Ups and downs "People kept asking me, 'What about this story, what about that story?' So I decided to put it all down once and for all. I think it also has something to do with being 75." He admits on the book's first page that his memory isn't what it used to be. "There's always going to be some embellishment when you tell a story," he says. With that, he's off. His Brooklyn childhood, his father's death when Larry was 9, his eight marriages ("I was young, impetuous and lonely") and his heart attack. Plus a 1971 grand larceny charge when he was unable to pay back money he owed a business partner. It was later dismissed.

"It is what it is and it happened," he says. "If you're going to write an autobiography, you can't leave things out. I had a lot of ups and downs, and that was certainly a down time." Always a poor money manager, King says he now has a financial firm manage his money. "I have a credit card. I'm not allowed to overspend." As for insights into his 50-year career, King says: He'd most like to interview reclusive author J. D. Salinger; former president Bill Clinton is one of the best interview subjects; and Elizabeth Edwards, a guest last week, was "a 10 out of 10. She brought the audience in." Retire to what?

He says that as an interviewer, he's there to learn along with everyone else.
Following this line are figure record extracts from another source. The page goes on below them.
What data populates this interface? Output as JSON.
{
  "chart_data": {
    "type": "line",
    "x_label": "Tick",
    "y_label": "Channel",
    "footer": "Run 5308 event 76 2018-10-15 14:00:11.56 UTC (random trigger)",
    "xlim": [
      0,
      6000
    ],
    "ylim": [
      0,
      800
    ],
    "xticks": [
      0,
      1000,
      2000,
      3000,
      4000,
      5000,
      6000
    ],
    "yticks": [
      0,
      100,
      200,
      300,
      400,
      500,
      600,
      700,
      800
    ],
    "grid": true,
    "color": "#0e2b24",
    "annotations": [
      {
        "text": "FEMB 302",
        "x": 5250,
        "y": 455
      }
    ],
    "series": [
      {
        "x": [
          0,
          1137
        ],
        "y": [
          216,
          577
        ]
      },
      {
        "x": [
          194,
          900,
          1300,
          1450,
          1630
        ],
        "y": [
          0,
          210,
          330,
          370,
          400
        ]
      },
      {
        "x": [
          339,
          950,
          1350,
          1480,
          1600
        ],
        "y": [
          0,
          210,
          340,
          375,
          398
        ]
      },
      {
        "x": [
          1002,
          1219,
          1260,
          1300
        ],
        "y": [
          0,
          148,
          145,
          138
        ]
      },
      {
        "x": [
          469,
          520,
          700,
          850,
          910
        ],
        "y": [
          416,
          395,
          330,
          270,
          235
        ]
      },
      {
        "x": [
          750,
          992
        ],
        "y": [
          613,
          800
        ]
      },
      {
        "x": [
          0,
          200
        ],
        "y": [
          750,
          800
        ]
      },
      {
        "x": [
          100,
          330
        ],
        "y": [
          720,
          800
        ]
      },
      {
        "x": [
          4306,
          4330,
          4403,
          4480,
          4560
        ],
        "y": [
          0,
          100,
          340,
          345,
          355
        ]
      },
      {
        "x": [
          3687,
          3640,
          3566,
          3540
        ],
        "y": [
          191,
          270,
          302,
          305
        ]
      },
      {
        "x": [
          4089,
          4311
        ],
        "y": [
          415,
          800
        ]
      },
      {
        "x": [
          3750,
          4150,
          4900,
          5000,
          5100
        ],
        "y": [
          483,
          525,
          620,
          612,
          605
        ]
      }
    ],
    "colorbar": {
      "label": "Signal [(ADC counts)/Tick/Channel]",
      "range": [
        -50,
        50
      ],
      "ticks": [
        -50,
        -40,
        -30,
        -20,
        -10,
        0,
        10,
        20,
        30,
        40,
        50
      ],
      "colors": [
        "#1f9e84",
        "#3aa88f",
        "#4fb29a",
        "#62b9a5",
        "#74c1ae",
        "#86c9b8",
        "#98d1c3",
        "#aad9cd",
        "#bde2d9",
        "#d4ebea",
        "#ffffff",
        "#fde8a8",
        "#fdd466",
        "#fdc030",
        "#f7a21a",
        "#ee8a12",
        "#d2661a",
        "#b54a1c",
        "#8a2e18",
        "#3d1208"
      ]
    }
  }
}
He says too many TV talk show hosts are too interested in themselves. "They use the word 'I' a lot," he says. "I'm the conduit. The interview goes through me to the audience. Sometimes I believe everything, sometimes I believe half, and sometimes I don't know what to believe. It's the audience who decides." King renewed a three-year contract with CNN last year and plans to keep working as long as CNN will have him. Any plans to retire? "Retire to what?" he asks.